A machine-rendered reading of the paper's core claim, the machinery that carries it, and where it could break.
Core claim
The authors claim that their NEMF model, by augmenting the matrix factorization objective with novelty and a new nDCG-based explainability metric, enables trading off performance on novelty and explainability against accuracy, achieving high accuracy alongside novel and explainable recommendations.
What carries the argument
NEMF, the novel and explainable matrix factorization model that jointly optimizes accuracy, novelty, and an nDCG-based explainability metric.
If this is right
- Recommendation systems can produce novel items that advance user exploration.
- Explanations can be provided for recommendations based on the explainability metric.
- Accuracy is only minimally compromised when adding novelty and explainability objectives.
- The nDCG metric can distinguish more explainable items from less explainable ones.
Where Pith is reading between the lines
- This method could generalize to other collaborative filtering techniques.
- Domain-specific adaptations of the explainability metric might improve performance in different recommendation contexts.
- Future work could explore dynamic adjustment of the trade-off parameters based on user preferences.
Load-bearing premise
The nDCG-based explainability metric correctly measures and ranks items by their explainability to users independently of accuracy, allowing joint optimization in matrix factorization without biasing the learned factors.
What would settle it
An experiment or user study showing that items with high nDCG explainability scores are not perceived as more explainable by users, or that optimizing for novelty and explainability causes a large drop in accuracy metrics.
Figures
read the original abstract
Recommendation systems personalise suggestions to individuals to help them in their decision making and exploration tasks. In the ideal case, these recommendations, besides of being accurate, should also be novel and explainable. However, up to now most platforms fail to provide both, novel recommendations that advance users' exploration along with explanations to make their reasoning more transparent to them. For instance, a well-known recommendation algorithm, such as matrix factorisation (MF), optimises only the accuracy criterion, while disregarding other quality criteria such as the explainability or the novelty, of recommended items. In this paper, to the best of our knowledge, we propose a new model, denoted as NEMF, that allows to trade-off the MF performance with respect to the criteria of novelty and explainability, while only minimally compromising on accuracy. In addition, we recommend a new explainability metric based on nDCG, which distinguishes a more explainable item from a less explainable item. An initial user study indicates how users perceive the different attributes of these "user" style explanations and our extensive experimental results demonstrate that we attain high accuracy by recommending also novel and explainable items.
Editorial analysis
A structured set of objections, weighed in public.
Referee Report
Summary. The paper proposes NEMF, a matrix factorization extension that jointly optimizes accuracy with novelty and a new nDCG-based explainability metric. It claims this enables trading off the three criteria such that novel and explainable items can be recommended while only minimally compromising accuracy, backed by experiments and an initial user study on explanation perception.

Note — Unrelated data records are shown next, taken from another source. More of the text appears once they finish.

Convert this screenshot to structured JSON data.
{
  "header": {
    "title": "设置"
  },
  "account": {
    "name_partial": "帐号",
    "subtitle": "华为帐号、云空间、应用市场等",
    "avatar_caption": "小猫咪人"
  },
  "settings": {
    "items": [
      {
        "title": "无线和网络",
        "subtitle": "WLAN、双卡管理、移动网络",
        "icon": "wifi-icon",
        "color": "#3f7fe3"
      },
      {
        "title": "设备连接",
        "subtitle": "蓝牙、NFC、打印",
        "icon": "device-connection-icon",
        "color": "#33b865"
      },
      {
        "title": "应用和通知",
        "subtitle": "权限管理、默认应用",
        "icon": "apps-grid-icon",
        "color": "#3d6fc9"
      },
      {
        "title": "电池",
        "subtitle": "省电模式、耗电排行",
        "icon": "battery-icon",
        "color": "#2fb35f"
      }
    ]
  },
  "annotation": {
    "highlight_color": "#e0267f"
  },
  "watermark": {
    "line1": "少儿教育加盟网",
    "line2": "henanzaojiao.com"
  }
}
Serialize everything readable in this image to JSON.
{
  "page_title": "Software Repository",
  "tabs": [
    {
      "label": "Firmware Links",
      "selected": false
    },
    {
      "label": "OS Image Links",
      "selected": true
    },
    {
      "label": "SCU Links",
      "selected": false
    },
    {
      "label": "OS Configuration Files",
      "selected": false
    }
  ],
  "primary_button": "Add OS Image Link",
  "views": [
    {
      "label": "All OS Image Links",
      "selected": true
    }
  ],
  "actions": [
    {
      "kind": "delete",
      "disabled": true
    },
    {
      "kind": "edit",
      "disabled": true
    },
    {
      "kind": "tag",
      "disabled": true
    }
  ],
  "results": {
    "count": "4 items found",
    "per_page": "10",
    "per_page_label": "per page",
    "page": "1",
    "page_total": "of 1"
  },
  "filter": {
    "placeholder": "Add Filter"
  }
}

Significance. If the central claims hold after verification, the work would offer a concrete multi-objective MF formulation and a novel proxy metric for explainability, potentially useful for platforms seeking transparent and exploratory recommendations. The user study component provides direct evidence on user perception, which is a strength.
major comments (2)
- [Abstract and model definition] The nDCG-based explainability metric (introduced to distinguish more from less explainable items) is integrated into the NEMF objective alongside novelty; however, no quantitative check is described to confirm it ranks items independently of accuracy signals such as popularity or reconstruction error. If the metric correlates with these, the reported 'minimal compromise on accuracy' may be an artifact of the joint optimization rather than a controlled trade-off.
- [Abstract] The abstract asserts experimental results attaining high accuracy with novel/explainable items and an initial user study, but supplies no dataset details, baseline comparisons, error bars, or description of how the novelty-explainability trade-off weights are chosen or validated. This prevents assessment of whether the multi-objective fit avoids post-hoc selection bias.
minor comments (2)
- Notation for the trade-off parameters and the precise form of the NEMF loss function should be made explicit with equations to allow reproduction.

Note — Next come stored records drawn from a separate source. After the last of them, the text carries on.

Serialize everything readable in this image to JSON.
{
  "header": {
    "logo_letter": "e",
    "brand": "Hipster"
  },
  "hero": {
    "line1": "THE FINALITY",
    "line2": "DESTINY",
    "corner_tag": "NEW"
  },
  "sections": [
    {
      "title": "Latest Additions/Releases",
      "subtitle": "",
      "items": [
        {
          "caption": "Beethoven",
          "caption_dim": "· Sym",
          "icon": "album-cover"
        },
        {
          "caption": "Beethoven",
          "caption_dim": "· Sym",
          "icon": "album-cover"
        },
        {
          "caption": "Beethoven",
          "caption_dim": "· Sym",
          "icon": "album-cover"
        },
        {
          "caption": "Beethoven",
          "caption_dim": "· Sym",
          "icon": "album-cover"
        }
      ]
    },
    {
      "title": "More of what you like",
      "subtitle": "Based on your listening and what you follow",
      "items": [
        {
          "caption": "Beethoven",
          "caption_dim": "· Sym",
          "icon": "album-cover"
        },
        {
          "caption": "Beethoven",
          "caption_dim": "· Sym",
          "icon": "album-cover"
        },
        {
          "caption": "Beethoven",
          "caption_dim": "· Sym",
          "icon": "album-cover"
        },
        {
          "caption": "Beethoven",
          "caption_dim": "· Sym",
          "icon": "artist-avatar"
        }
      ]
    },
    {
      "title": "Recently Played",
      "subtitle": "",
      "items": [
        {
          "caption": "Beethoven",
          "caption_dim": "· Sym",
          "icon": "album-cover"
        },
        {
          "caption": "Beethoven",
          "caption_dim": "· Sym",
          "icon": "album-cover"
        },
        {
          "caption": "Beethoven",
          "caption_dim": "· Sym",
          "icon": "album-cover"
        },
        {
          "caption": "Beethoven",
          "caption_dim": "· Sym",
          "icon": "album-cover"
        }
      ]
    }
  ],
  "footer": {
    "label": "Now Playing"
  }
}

- The user study description would benefit from more detail on participant numbers, task design, and statistical analysis to strengthen the perception claims.
Simulated Author's Rebuttal
We thank the referee for the constructive feedback. We address each major comment below.
read point-by-point responses
-
Referee: [Abstract and model definition] The nDCG-based explainability metric (introduced to distinguish more from less explainable items) is integrated into the NEMF objective alongside novelty; however, no quantitative check is described to confirm it ranks items independently of accuracy signals such as popularity or reconstruction error. If the metric correlates with these, the reported 'minimal compromise on accuracy' may be an artifact of the joint optimization rather than a controlled trade-off.
Authors: We acknowledge that the manuscript does not include an explicit quantitative verification of the explainability metric's independence from accuracy signals. The metric is defined via nDCG on user-specific explanation lists derived from interaction history, which is conceptually distinct from global popularity or reconstruction error. To address the concern, we will add a correlation analysis (Spearman rank) between explainability scores, item popularity, and MF reconstruction errors in the revised version. revision: yes
-
Referee: [Abstract] The abstract asserts experimental results attaining high accuracy with novel/explainable items and an initial user study, but supplies no dataset details, baseline comparisons, error bars, or description of how the novelty-explainability trade-off weights are chosen or validated. This prevents assessment of whether the multi-objective fit avoids post-hoc selection bias.
Authors: The abstract is space-constrained and therefore omits these specifics, which are provided in the body: datasets in Section 4.1, baselines and comparisons in Sections 4.2 and 5, error bars (standard deviation over 5 runs) in all result figures, and weight selection via grid search on validation sets (detailed in Section 5.1) prior to test evaluation to avoid post-hoc bias. We will expand the abstract with a short clause on datasets and validation if permitted. revision: partial
Circularity Check
No circularity: derivation relies on external optimization and user study rather than self-definition
full rationale
The paper introduces NEMF as a multi-objective extension of matrix factorization and a new nDCG-based explainability metric. The central claim of trading off novelty/explainability against accuracy is presented as the outcome of joint optimization and experimental validation, not as a quantity defined in terms of itself. No equations reduce a reported prediction to a fitted parameter by construction, no uniqueness theorem is imported from self-citation, and the metric is motivated by a user study rather than renamed from prior results. The derivation chain therefore remains self-contained against the stated objectives.
Axiom & Free-Parameter Ledger
free parameters (1)
- novelty-explainability trade-off weights
axioms (2)
- domain assumption Matrix factorization objectives can be extended to include novelty and explainability terms while preserving the core low-rank approximation property.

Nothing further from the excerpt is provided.